Jeanine in Paris

 
 

This won't become a travel blog. Having said that, I was in Paris recently, as you can see here and here, and I WILL overshare based on that.

Since these entries are born from the truth of whatever life is gently (or violently) inviting me to experience, the present moment is all I've got. So Paris it is for this round.

On y va...

Paris and I?

We’ve got history.

 

I moved on my own for the first time when I was 18. I chose to study in Paris. I had never been to Paris before. I didn’t know anyone in Paris. I had a très basic French I picked up in a brief stint in Montreal when I was 15. 

Since moving to Mexico at 5 years old, I obsessively planned escape plans on how to get the hell out of the town I grew up in (I never got used to the heat and humidity unfortunately).

A year before "the move", my mother had miraculously survived a diagnosis of “3 months to live” and a “massive operation” where I had to say a "final goodbye" to her before she was taken to the OR. She's fine now, but she was very much not fine back then.

To say I was still in full body shock when I landed in French soil would be an understatement. 

I had no money. I had depression. I had anxiety. Feeling absolutely out of control in my life had been channeled into a “mild" eating disorder (food is something I can control! yay!).

I was an emotional, physical and psychological mess… And quickly crashing deep into a “dark night of the soul”.

I arrived to Paris with chic ideas created from Jean-Luc Godard movies, Audrey Hepburn, and Coco Chanel. A part of me hoping that moving to Paris would help me move away from the crushing pain I was in. Who knows, maybe the Eiffel Tower had a medicinal effect that would sparkle woes away?

You might already know what comes next. 

My dream was coming true! except it didn’t feel like a dream at all! but rather like a nightmare!

Everything in Paris felt difficult. It was as if French people didn’t seem to want me in Paris? And also wow is finding a place to live meant to be this difficult?

At some point I found a room. It was at an old woman’s flat. She wasn’t kind. At all. So I mostly stayed in my room.

And when I did venture out to try to “practice my French”, Parisians seemed to be offended by my trying.

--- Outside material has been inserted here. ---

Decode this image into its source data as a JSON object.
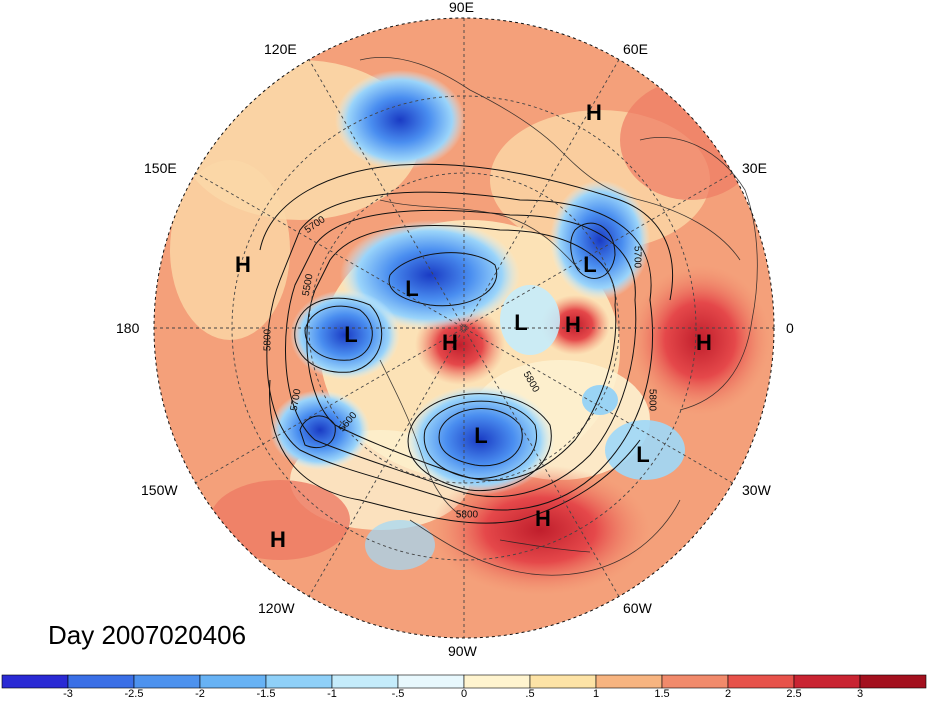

I quickly learnt to speak Spanish rather than English in case of emergency.

Good days I would explore by getting lost in an arrondissement while eating a fresh-out-of-the-oven baguette (it's a cliché for a reason!).

Bad days would have me crying in my room, while feeling shame and guilt for not being happy in the most beautiful city in the world.

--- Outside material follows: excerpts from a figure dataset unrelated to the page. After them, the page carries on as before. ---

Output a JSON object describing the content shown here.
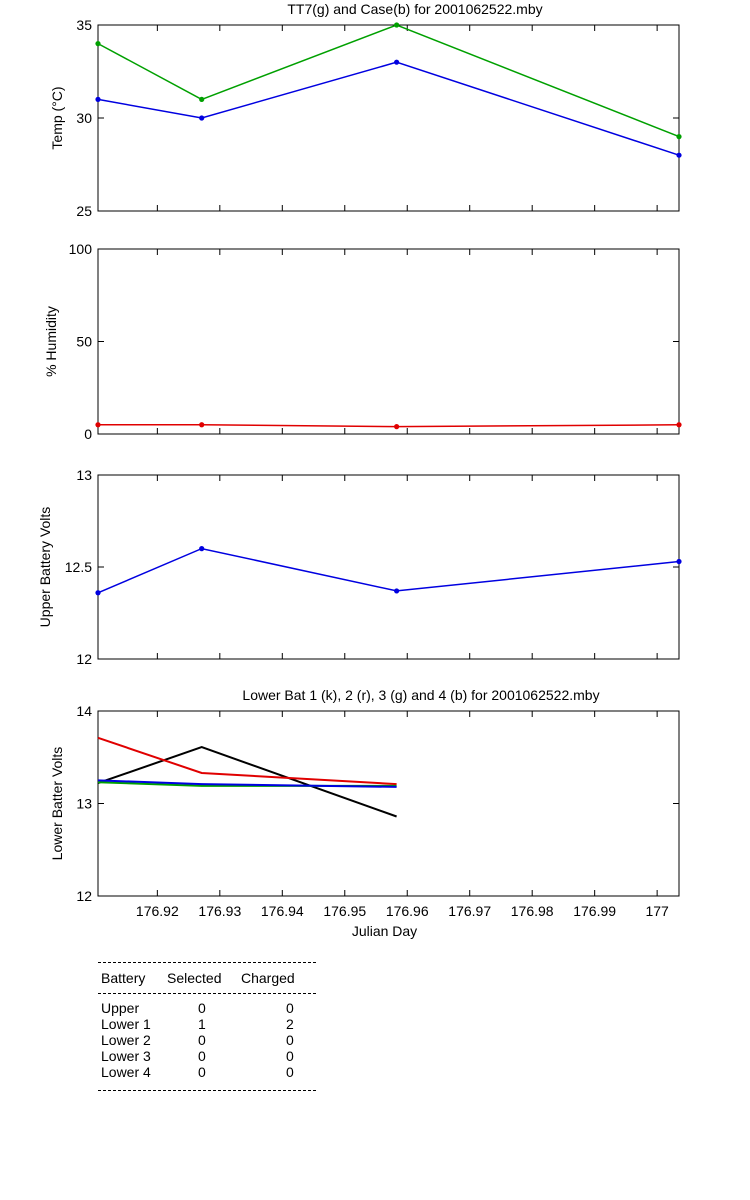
{
  "chart_data": [
    {
      "type": "line",
      "title": "TT7(g) and Case(b) for 2001062522.mby",
      "xlabel": "",
      "ylabel": "Temp  (°C)",
      "xlim": [
        176.9105,
        177.0035
      ],
      "ylim": [
        25,
        35
      ],
      "yticks": [
        "25",
        "30",
        "35"
      ],
      "grid": false,
      "x": [
        176.9105,
        176.9271,
        176.9583,
        177.0035
      ],
      "series": [
        {
          "color": "#00a000",
          "values": [
            34,
            31,
            35,
            29
          ]
        },
        {
          "color": "#0000e0",
          "values": [
            31,
            30,
            33,
            28
          ]
        }
      ]
    },
    {
      "type": "line",
      "title": "",
      "xlabel": "",
      "ylabel": "% Humidity",
      "xlim": [
        176.9105,
        177.0035
      ],
      "ylim": [
        0,
        100
      ],
      "yticks": [
        "0",
        "50",
        "100"
      ],
      "grid": false,
      "x": [
        176.9105,
        176.9271,
        176.9583,
        177.0035
      ],
      "series": [
        {
          "color": "#e00000",
          "values": [
            5,
            5,
            4,
            5
          ]
        }
      ]
    },
    {
      "type": "line",
      "title": "",
      "xlabel": "",
      "ylabel": "Upper Battery Volts",
      "xlim": [
        176.9105,
        177.0035
      ],
      "ylim": [
        12,
        13
      ],
      "yticks": [
        "12",
        "12.5",
        "13"
      ],
      "grid": false,
      "x": [
        176.9105,
        176.9271,
        176.9583,
        177.0035
      ],
      "series": [
        {
          "color": "#0000e0",
          "values": [
            12.36,
            12.6,
            12.37,
            12.53
          ]
        }
      ]
    },
    {
      "type": "line",
      "title": "Lower Bat 1 (k), 2 (r), 3 (g) and 4 (b) for 2001062522.mby",
      "xlabel": "Julian Day",
      "ylabel": "Lower Batter Volts",
      "xlim": [
        176.9105,
        177.0035
      ],
      "ylim": [
        12,
        14
      ],
      "yticks": [
        "12",
        "13",
        "14"
      ],
      "xticks": [
        176.92,
        176.93,
        176.94,
        176.95,
        176.96,
        176.97,
        176.98,
        176.99,
        177
      ],
      "xticklabels": [
        "176.92",
        "176.93",
        "176.94",
        "176.95",
        "176.96",
        "176.97",
        "176.98",
        "176.99",
        "177"
      ],
      "grid": false,
      "x": [
        176.9105,
        176.9271,
        176.9583
      ],
      "series": [
        {
          "color": "#000000",
          "values": [
            13.22,
            13.61,
            12.86
          ]
        },
        {
          "color": "#e00000",
          "values": [
            13.71,
            13.33,
            13.21
          ]
        },
        {
          "color": "#00a000",
          "values": [
            13.23,
            13.19,
            13.19
          ]
        },
        {
          "color": "#0000e0",
          "values": [
            13.25,
            13.21,
            13.18
          ]
        }
      ]
    }
  ],
  "battery_table": {
    "headers": [
      "Battery",
      "Selected",
      "Charged"
    ],
    "rows": [
      {
        "battery": "Upper",
        "selected": "0",
        "charged": "0"
      },
      {
        "battery": "Lower 1",
        "selected": "1",
        "charged": "2"
      },
      {
        "battery": "Lower 2",
        "selected": "0",
        "charged": "0"
      },
      {
        "battery": "Lower 3",
        "selected": "0",
        "charged": "0"
      },
      {
        "battery": "Lower 4",
        "selected": "0",
        "charged": "0"
      }
    ]
  }
}
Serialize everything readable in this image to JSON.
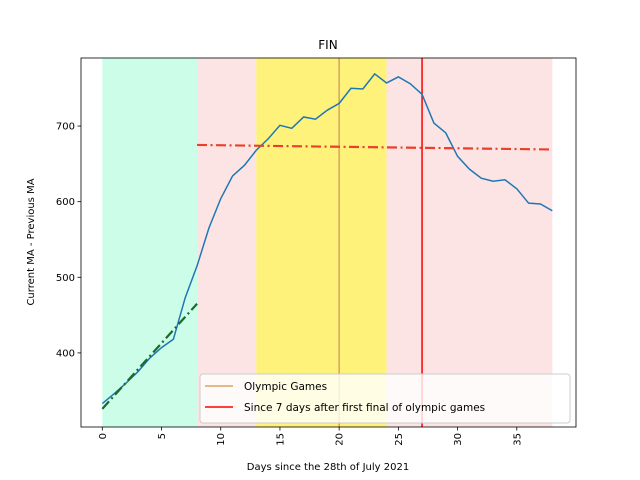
{
  "chart_data": {
    "type": "line",
    "title": "FIN",
    "x_label": "Days since the 28th of July 2021",
    "y_label": "Current MA - Previous MA",
    "x": [
      0,
      1,
      2,
      3,
      4,
      5,
      6,
      7,
      8,
      9,
      10,
      11,
      12,
      13,
      14,
      15,
      16,
      17,
      18,
      19,
      20,
      21,
      22,
      23,
      24,
      25,
      26,
      27,
      28,
      29,
      30,
      31,
      32,
      33,
      34,
      35,
      36,
      37,
      38
    ],
    "series": [
      {
        "color": "#1f77b4",
        "values": [
          333,
          346,
          360,
          375,
          393,
          407,
          418,
          473,
          515,
          565,
          604,
          634,
          648,
          668,
          683,
          701,
          697,
          712,
          709,
          721,
          730,
          750,
          749,
          769,
          757,
          765,
          756,
          742,
          704,
          691,
          660,
          643,
          631,
          627,
          629,
          617,
          598,
          597,
          588
        ]
      }
    ],
    "trend_lines": [
      {
        "x": [
          0,
          8
        ],
        "values": [
          326,
          465
        ],
        "color": "#1a6b2a"
      },
      {
        "x": [
          8,
          38
        ],
        "values": [
          675,
          669
        ],
        "color": "#e8402a"
      }
    ],
    "spans": [
      {
        "start": 0,
        "end": 8,
        "color": "#ccfde8"
      },
      {
        "start": 8,
        "end": 13,
        "color": "#fde4e4"
      },
      {
        "start": 13,
        "end": 24,
        "color": "#fef27b"
      },
      {
        "start": 24,
        "end": 38,
        "color": "#fde4e4"
      }
    ],
    "vlines": [
      {
        "name": "Olympic Games",
        "x": 20,
        "color": "#dba35e"
      },
      {
        "name": "Since 7 days after first final of olympic games",
        "x": 27,
        "color": "#ff0000"
      }
    ],
    "xlim": [
      -1.8,
      40
    ],
    "ylim": [
      302,
      790
    ],
    "xticks": [
      0,
      5,
      10,
      15,
      20,
      25,
      30,
      35
    ],
    "yticks": [
      400,
      500,
      600,
      700
    ],
    "legend": "lower right"
  }
}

Oh the spectacular scene of illusions and hope burning into smithereens. 

It was evident Paris had not distracted me away from my pain but plunged me right into the heart of it. 

I lasted about 10 months and then had enough compassion (or self-preservation impulse) to leave Paris. And I also quitted French. It was never to be practiced again. This is how my younger self dealt with pain, just pop it in a do-not-open box and bury it down, down, down, down.

It was a devastating breakup.

Fast forward 12 years and there I was again. With a tender and bracing heart. A subtle edge of PTSD in my nervous system.

Bonjour Paris… remember me? 

Except now, immediately upon arrival, a man in a suit approached me while I was last waiting on an endless cue to buy a metro ticket to just give me one so I didn’t have to wait. 

Then while leaving Dior’s flagship shop a man ran after me to ask me where my outfit was from?

Tourists were asking me for directions to landmarks.

People in restaurants were automatically speaking to me in French. 

Someone told me my French was “actually pretty good”. 

????

Woah. Did the pandemic change Paris? Did I change? 

Both. I guess.

While exploring Saint-Germain-des-Prés, I accidentally found myself walking my old route to school and felt 18 year old me there. I was able to hold her and tell her everything would be ok. And for a brief second it was as if time collapsed and I had always been there with myself. I sensed how much I had transformed since then, and also how much I was still the same.

The only way is through. The only way of healing is by being courageous enough to go where it hurts (sometimes it involves an actual geographical location, always it involves a part of our inner self). We may try to run away, and yet we will find ourselves running straight into it. There's no escaping the truth.

I know I am who I am because of what I experienced then. My Parisian experience wasn't what I wanted (the opposite!) but it was exactly what I needed to get to know myself better. I accessed the most vulnerable side of me AND the strongest part of me.

Lessons I learnt during that time are now part of my daily mantras. The resilience I discovered then allowed me to move to unknown cities many more times (I survived Paris, of course I can move to Austin! London! etc! without knowing a soul), it gave me the fuel to start my own business, it showed me that I will figure it out no matter what.

It was an initiation, even if I didn't know it back then.

Standing in the same pyre I had burnt in all those years before, I felt the incredible life that was born from that sacred fire. 

Here I was, 12 years later, more alive than ever.